Genverbot nicht ewig

EU könnte Verbot für Gen-Lebensmittel aus USA lockern. Vorerst aber keine Zugeständnisse

aus Washington MICHAEL STRECK

Die Auseinandersetzung um genveränderte Organismen entzweit die EU und die USA. Beim ersten Arbeitstreffen im Weißen Haus nach dem Streit um den Irakkrieg schlugen die Wellen unerwartet hoch. Ansonsten bemühten sich die Delegationen allerdings, die Unterschiede nicht zu sehr in den Vordergrund zu stellen, und demonstrierten gutes Einvernehmen.

Im Streit um den Handel gentechnisch veränderter Lebensmittel sind die Positionen beider Seiten unverändert hart. Bush forderte die EU erneut auf, ihr Importmoratorium aufzuheben. Durch das Einfuhrverbot entgehen US-Agrounternehmen dreistellige Millioneneinnahmen, erklärt die US-Regierung. Bush glaubt, die EU verstoße mit ihrem Verbot gegen Richtlinien der Welthandelsorganisation. Die EU sieht sich jedoch im Einklang mit geltenden Bestimmungen.

EU-Kommissionspräsident Romano Prodi sagte im Anschluss an den europäisch-amerikanischen Gipfel in Washington lediglich, es gebe nicht die Absicht, das vor 5 Jahren eingeführte Importmoratorium für Genmais und andere genetisch manipulierte Nahrungsmittel für immer beizubehalten. Einvernehmen wurde bei der Zusammenarbeit über die Nichtweiterverbreitung von ABC-Waffen demonstriert. So wollen beide Seiten verhindern, dass der Iran Atomwaffen entwickelt. Sie forderten Teheran auf, seine Nuklearanlagen durch die Internationale Atomenergie-Behörde überprüfen zu lassen.

Über das wohl brisanteste Thema drang wenig aus den Verhandlungszimmern: das neue EU-Sicherheitskonzept, vorgestellt auf dem EU-Gipfel im griechischen Porto Carras von Javier Solana, in dem Europa die Anwendung militärischer Präventivschläge erstmals ausdrücklich einschließt. Dieser Strategiewechsel sei zwar von der Bush-Regierung „sehr begrüßt“ worden, sagt Loretta Bondi vom Center for Transatlantic Relations an der Johns Hopkins University in Washington. Doch die Amerikaner stünden dem „historischen Schritt“ skeptisch gegenüber. Sie wollten Beweise, dass es sich nicht nur um Rhetorik handle und die Europäer auch bereit seien, Taten folgen zu lassen, zum Beispiel ihre Verteidigungsausgaben zu erhöhen.

Außerdem unterscheidet sich das Solana-Papier gravierend von der US-Präventivschlag-Doktrin.
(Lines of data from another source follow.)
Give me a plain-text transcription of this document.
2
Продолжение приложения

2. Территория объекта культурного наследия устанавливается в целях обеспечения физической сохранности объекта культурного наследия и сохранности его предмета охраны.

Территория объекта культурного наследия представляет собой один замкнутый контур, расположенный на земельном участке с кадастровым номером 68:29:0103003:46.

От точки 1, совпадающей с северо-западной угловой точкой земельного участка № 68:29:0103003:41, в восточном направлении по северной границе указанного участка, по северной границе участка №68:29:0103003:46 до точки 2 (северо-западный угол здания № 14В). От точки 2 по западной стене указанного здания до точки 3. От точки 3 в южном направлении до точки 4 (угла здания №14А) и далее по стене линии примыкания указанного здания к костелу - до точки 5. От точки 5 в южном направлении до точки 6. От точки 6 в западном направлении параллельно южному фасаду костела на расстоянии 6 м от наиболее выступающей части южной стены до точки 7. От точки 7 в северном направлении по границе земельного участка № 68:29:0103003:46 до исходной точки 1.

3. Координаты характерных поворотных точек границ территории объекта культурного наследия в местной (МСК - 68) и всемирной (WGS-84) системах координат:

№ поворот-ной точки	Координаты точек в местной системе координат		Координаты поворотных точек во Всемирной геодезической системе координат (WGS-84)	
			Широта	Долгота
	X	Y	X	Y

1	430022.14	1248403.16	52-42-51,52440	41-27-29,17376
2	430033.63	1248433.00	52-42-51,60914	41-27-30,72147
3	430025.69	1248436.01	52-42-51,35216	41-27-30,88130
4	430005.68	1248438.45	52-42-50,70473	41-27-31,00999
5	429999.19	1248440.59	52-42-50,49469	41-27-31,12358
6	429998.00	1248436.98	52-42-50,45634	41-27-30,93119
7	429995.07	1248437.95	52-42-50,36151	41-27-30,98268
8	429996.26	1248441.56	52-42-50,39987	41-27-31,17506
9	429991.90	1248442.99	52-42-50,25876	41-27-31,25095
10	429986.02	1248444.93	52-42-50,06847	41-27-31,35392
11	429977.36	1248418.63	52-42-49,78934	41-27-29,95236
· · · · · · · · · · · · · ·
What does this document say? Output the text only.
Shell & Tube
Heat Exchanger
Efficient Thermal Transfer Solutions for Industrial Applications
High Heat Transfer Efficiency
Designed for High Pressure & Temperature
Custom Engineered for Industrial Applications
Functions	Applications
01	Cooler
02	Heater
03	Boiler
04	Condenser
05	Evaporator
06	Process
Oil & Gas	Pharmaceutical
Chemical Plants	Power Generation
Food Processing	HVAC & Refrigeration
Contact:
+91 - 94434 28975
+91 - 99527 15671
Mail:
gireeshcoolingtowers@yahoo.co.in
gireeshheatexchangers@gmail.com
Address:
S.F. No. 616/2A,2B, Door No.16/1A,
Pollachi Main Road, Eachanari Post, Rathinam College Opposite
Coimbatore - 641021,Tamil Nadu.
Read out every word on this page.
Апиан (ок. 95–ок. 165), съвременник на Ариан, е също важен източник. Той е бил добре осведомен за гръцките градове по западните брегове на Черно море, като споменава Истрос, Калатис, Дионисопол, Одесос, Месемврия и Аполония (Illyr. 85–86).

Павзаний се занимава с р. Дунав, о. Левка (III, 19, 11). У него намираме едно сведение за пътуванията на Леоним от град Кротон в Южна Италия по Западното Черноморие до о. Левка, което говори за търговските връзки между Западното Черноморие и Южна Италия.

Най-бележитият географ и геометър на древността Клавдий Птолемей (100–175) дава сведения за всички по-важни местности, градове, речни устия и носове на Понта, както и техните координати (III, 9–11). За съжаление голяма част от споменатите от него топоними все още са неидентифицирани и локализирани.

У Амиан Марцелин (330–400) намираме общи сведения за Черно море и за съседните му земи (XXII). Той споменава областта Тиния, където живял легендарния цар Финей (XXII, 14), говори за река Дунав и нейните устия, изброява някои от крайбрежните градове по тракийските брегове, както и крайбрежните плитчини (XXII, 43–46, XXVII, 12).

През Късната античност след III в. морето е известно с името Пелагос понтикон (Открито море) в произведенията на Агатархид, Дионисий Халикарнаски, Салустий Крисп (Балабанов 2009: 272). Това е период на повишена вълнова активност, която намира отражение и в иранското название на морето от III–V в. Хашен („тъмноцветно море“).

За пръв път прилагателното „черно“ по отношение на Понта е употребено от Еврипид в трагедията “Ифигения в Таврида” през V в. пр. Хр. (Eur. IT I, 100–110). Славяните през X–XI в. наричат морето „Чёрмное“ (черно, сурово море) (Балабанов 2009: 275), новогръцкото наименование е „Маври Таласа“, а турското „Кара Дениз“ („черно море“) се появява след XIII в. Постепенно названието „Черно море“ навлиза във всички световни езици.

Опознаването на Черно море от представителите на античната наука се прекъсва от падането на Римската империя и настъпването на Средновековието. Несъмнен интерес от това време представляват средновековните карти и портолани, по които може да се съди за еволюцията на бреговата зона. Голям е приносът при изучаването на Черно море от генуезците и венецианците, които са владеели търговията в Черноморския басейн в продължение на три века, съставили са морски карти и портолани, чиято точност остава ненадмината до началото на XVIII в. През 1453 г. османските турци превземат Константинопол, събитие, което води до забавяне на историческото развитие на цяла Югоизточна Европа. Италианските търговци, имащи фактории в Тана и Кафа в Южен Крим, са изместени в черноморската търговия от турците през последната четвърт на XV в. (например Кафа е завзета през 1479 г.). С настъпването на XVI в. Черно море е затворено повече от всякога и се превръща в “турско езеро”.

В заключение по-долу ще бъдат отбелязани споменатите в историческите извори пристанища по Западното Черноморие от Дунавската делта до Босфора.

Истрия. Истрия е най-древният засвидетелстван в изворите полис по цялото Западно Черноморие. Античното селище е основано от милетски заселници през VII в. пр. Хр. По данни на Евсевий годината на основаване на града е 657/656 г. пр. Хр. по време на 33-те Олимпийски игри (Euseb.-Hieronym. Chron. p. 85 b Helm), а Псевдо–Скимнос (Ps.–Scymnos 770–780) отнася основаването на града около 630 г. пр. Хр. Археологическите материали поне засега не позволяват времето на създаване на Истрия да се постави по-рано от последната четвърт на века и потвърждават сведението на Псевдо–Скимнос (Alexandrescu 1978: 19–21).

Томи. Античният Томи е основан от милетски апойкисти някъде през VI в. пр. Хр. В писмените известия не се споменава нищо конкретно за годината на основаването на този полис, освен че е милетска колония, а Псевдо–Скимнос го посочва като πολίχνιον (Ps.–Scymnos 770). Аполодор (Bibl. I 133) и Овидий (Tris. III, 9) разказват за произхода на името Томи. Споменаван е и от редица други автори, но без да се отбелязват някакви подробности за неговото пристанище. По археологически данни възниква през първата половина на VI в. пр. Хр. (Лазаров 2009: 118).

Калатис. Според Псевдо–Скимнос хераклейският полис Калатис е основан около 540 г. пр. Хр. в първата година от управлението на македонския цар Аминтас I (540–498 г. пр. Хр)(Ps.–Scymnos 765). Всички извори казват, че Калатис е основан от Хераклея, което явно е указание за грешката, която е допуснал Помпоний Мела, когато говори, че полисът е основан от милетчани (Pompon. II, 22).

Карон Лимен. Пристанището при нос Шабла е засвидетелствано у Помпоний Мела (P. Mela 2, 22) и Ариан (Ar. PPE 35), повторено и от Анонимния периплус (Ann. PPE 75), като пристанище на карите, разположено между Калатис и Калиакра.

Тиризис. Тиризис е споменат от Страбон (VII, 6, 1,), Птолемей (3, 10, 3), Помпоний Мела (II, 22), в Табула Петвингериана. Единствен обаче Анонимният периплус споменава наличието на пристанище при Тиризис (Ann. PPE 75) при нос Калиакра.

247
Prävention wird hier als Konzept wirtschaftlicher, politischer und militärischer Mittel angesehen. Sie muss in multilaterale Strukturen eingebettet bleiben, wozu das Völkerrecht weiterentwickelt werden soll. Ein einseitiges Vorgehen einzelner Staaten, wie es die USA rechtfertigen, wird abgelehnt. „Ich glaube nicht, dass sich diese US-Regierung auf das EU-Konzept einlassen wird“, sagt Bondi.

Außenpolitik-Experten sind denn auch der Ansicht, dass der Schwenk der Europäer die USA kaum zu Abstrichen an ihrer eigenen Sicherheitsdoktrin bewegen wird, um einen Konsens mit der EU zu erzielen. Die transatlantische Annäherung, die nach Ansicht von Bondi momentan in überwiegend von Europa ausginge, könnte sich als vergebliche Liebesmüh erweisen. Joseph Cirincione von der Carnegie-Stiftung glaubt, die Bush-Regierung folgt dem Prinzip: „Wenn ihr nicht auf unserer Seite seid, dann geht aus dem Weg.“

Wenn Audienzzeiten und Medieninteresse ein Indikator für das Interesse an Europa sind, dann scheint der alte Kontinent auf den Radarschirmen in Washington nur noch ein schwacher Punkt zu sein. Während George Bush den Abgesandten Europas lediglich drei Stunden Zeit gewährte, widmete er sich zuvor und danach dem pakistanischen Präsident Muscharraf zwei Tage. Und den Abendnachrichten war der Gipfel keine Meldung wert.